Framework of the Thesis
The developments will be performed as an extension to existing software developed within the ETRO research group. The algorithms will be implemented in Python, using open- source image processing and machine learning. The project will involve:
- Literature study.
- Implementation of machine learning methods for anomaly detection.
- Implementation of image processing methods for extraction of the volume of brain metastases.

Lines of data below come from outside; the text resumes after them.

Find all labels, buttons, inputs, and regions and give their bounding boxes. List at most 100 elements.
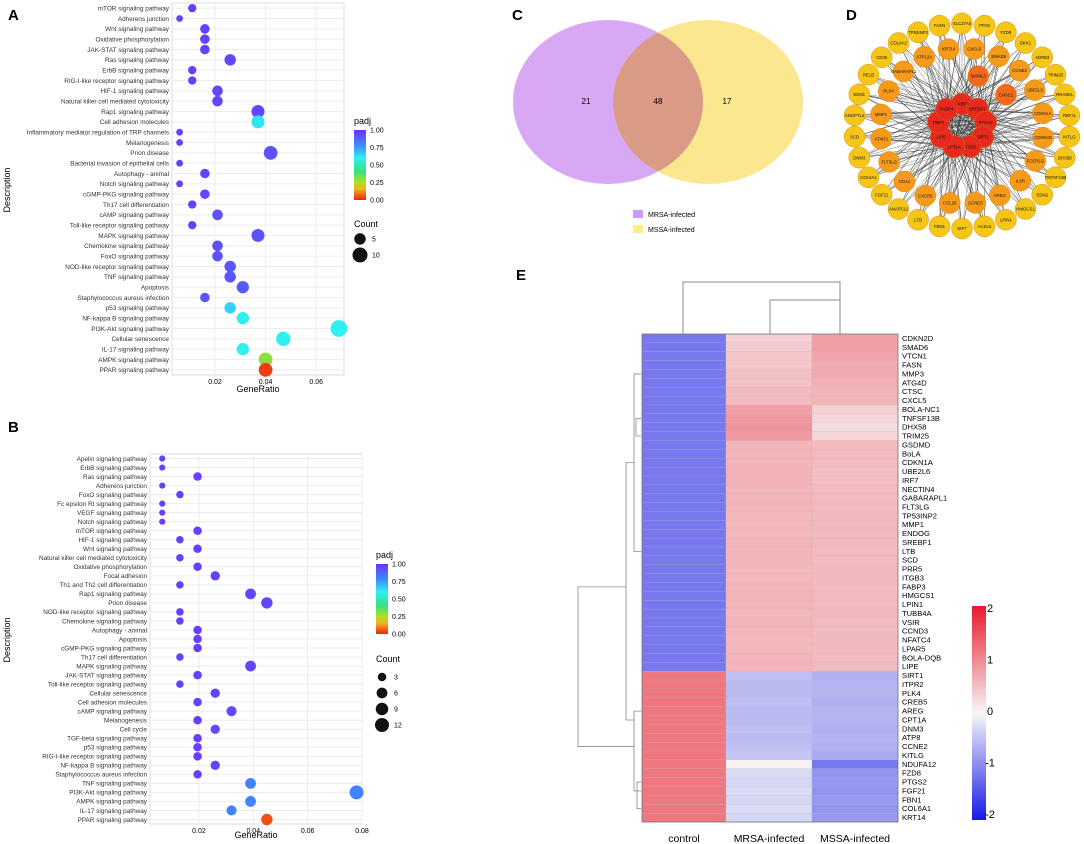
network-node xyxy=(857,63,880,86)
heatmap-cell xyxy=(641,795,727,805)
network-edge xyxy=(898,42,947,110)
category-label: JAK-STAT signaling pathway xyxy=(87,47,169,54)
heatmap-cell xyxy=(725,484,813,495)
network-node xyxy=(951,12,973,35)
network-node-label: EDN1 xyxy=(854,92,866,97)
heatmap-cell xyxy=(725,750,813,761)
category-label: Rap1 signaling pathway xyxy=(101,109,170,116)
x-tick-label: 0.06 xyxy=(301,828,315,835)
heatmap-cell xyxy=(725,742,813,752)
category-label: NF-kappa B signaling pathway xyxy=(82,315,169,322)
x-tick-label: 0.08 xyxy=(355,828,369,835)
network-node-label: TP53INP2 xyxy=(908,30,928,35)
heatmap-cell xyxy=(811,600,899,610)
x-tick-label: 0.06 xyxy=(309,379,323,386)
network-edge xyxy=(939,136,942,227)
data-point xyxy=(188,76,197,85)
data-point xyxy=(258,362,273,377)
data-point xyxy=(188,200,197,209)
heatmap-row-label: LTB xyxy=(902,547,915,556)
heatmap-row-label: LPAR5 xyxy=(902,644,926,653)
category-label: Natural killer cell mediated cytotoxicit… xyxy=(39,555,148,562)
data-point xyxy=(159,500,166,507)
heatmap-cell xyxy=(811,759,899,770)
heatmap-cell xyxy=(725,529,813,539)
panel-b-ylabel: Description xyxy=(2,617,12,662)
heatmap-cell xyxy=(811,342,899,353)
data-point xyxy=(193,743,202,752)
heatmap-cell xyxy=(811,786,899,796)
network-node xyxy=(870,128,892,150)
heatmap-row-label: KRT14 xyxy=(902,813,926,822)
network-edge xyxy=(854,115,939,123)
heatmap-cell xyxy=(725,662,813,672)
heatmap-cell xyxy=(811,777,899,787)
colorbar-tick-label: 0.75 xyxy=(392,579,406,586)
data-point xyxy=(176,490,184,499)
network-node-label: MAML3 xyxy=(971,74,986,79)
category-label: PPAR signaling pathway xyxy=(99,367,169,374)
heatmap-cell xyxy=(641,688,727,699)
network-node xyxy=(914,184,936,207)
heatmap-row-label: BOLA-DQB xyxy=(902,653,941,662)
network-node-label: RELB xyxy=(863,72,874,77)
heatmap-row-label: PRR5 xyxy=(902,565,922,574)
network-edge xyxy=(868,74,939,123)
heatmap-cell xyxy=(725,466,813,477)
heatmap-row-label: LPIN1 xyxy=(902,600,923,609)
heatmap-cell xyxy=(725,387,813,397)
network-node-label: RBFJL xyxy=(1063,113,1077,118)
category-label: Staphylococcus aureus infection xyxy=(77,295,169,302)
network-edge xyxy=(859,121,986,158)
heatmap-cell xyxy=(725,688,813,699)
network-node-label: ITGB3 xyxy=(964,144,977,149)
data-point xyxy=(236,281,249,294)
heatmap-cell xyxy=(811,475,899,486)
category-label: TNF signaling pathway xyxy=(82,781,148,788)
heatmap-cell xyxy=(725,546,813,557)
heatmap-cell xyxy=(725,697,813,707)
category-label: HIF-1 signaling pathway xyxy=(100,88,169,95)
dendrogram-branch xyxy=(633,373,641,552)
heatmap-column-label: MSSA-infected xyxy=(820,833,890,844)
heatmap-cell xyxy=(725,493,813,503)
network-node-label: KITLG xyxy=(1063,134,1076,139)
network-edge xyxy=(868,146,954,178)
network-edge xyxy=(946,109,976,203)
dendrogram-branch xyxy=(625,462,634,721)
heatmap-cell xyxy=(725,777,813,787)
data-point xyxy=(251,228,265,243)
heatmap-cell xyxy=(811,662,899,672)
colorbar-tick-label: 0.25 xyxy=(392,614,406,621)
network-node-label: CDKN1A xyxy=(1034,111,1052,116)
network-node xyxy=(1014,198,1037,220)
network-node xyxy=(913,46,935,68)
heatmap-cell xyxy=(641,768,727,778)
category-label: RIG-I-like receptor signaling pathway xyxy=(64,78,170,85)
heatmap-row-label: PLK4 xyxy=(902,689,921,698)
data-point xyxy=(251,104,265,119)
network-node-label: ADRB3 xyxy=(1035,55,1050,60)
heatmap-cell xyxy=(811,449,899,459)
heatmap-cell xyxy=(811,529,899,539)
heatmap-cell xyxy=(725,759,813,770)
heatmap-row-label: CDKN2D xyxy=(902,334,934,343)
heatmap-row-label: CTSC xyxy=(902,387,923,396)
network-node-label: TNFSF13B xyxy=(1045,175,1067,180)
heatmap-cell xyxy=(811,484,899,495)
heatmap-row-label: TRIM25 xyxy=(902,432,929,441)
heatmap-row-label: NDUFA12 xyxy=(902,760,936,769)
network-edge xyxy=(939,146,955,227)
network-node xyxy=(1008,59,1031,82)
network-node xyxy=(857,166,880,189)
data-point xyxy=(224,302,236,314)
heatmap-cell xyxy=(641,635,727,645)
count-legend-label: 12 xyxy=(394,723,402,730)
network-node xyxy=(935,97,958,121)
category-label: Cell adhesion molecules xyxy=(100,119,169,126)
heatmap-cell xyxy=(811,742,899,752)
heatmap-cell xyxy=(725,502,813,512)
network-edge xyxy=(898,146,971,210)
heatmap-cell xyxy=(641,546,727,557)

- Training and application of the tools for different patient sequences.
- Thesis writing.
References [1] I. Dirks, M. Keyaerts, B. Neyns, I. Dirven, and J. Vandemeulebroucke. "Development and Validation of a Predictive Model for Metastatic Melanoma Patients Treated with Pembrolizumab Based on Automated Analysis of Whole-Body [18F]FDG PET/CT Imaging and Clinical Features". Cancers, 15(16):4083, 2023. doi: https://doi.org/10.3390/cancers15164083. [2] Chen, X., Konukoglu, E.: Unsupervised detection of lesions in brain MRI using constrained adversarial auto-encoders. arXiv preprint arXiv:1806.04972 (2018) [3] Zimmerer, D., Kohl, S.A., Petersen, J., Isensee, F., Maier-Hein, K.H.: Contextencoding variational autoencoder for unsupervised anomaly detection. arXiv preprint arXiv:1812.05941 (2018) [4] Wolleb, J.: Diffusion models for medical anomaly detection. Medical Image Computing and Computer Assisted InterventionMICCAI 2022: 25th International Conference, Singapore, September 1822, 2022, Proceedings, Part VIII. Cham: Springer Nature Switzerland, 2022.
Number of Students
1
Expected Student Profile
Following a MSc in a field related to Biomedical Engineering or Applied Computer Science - Digital Health.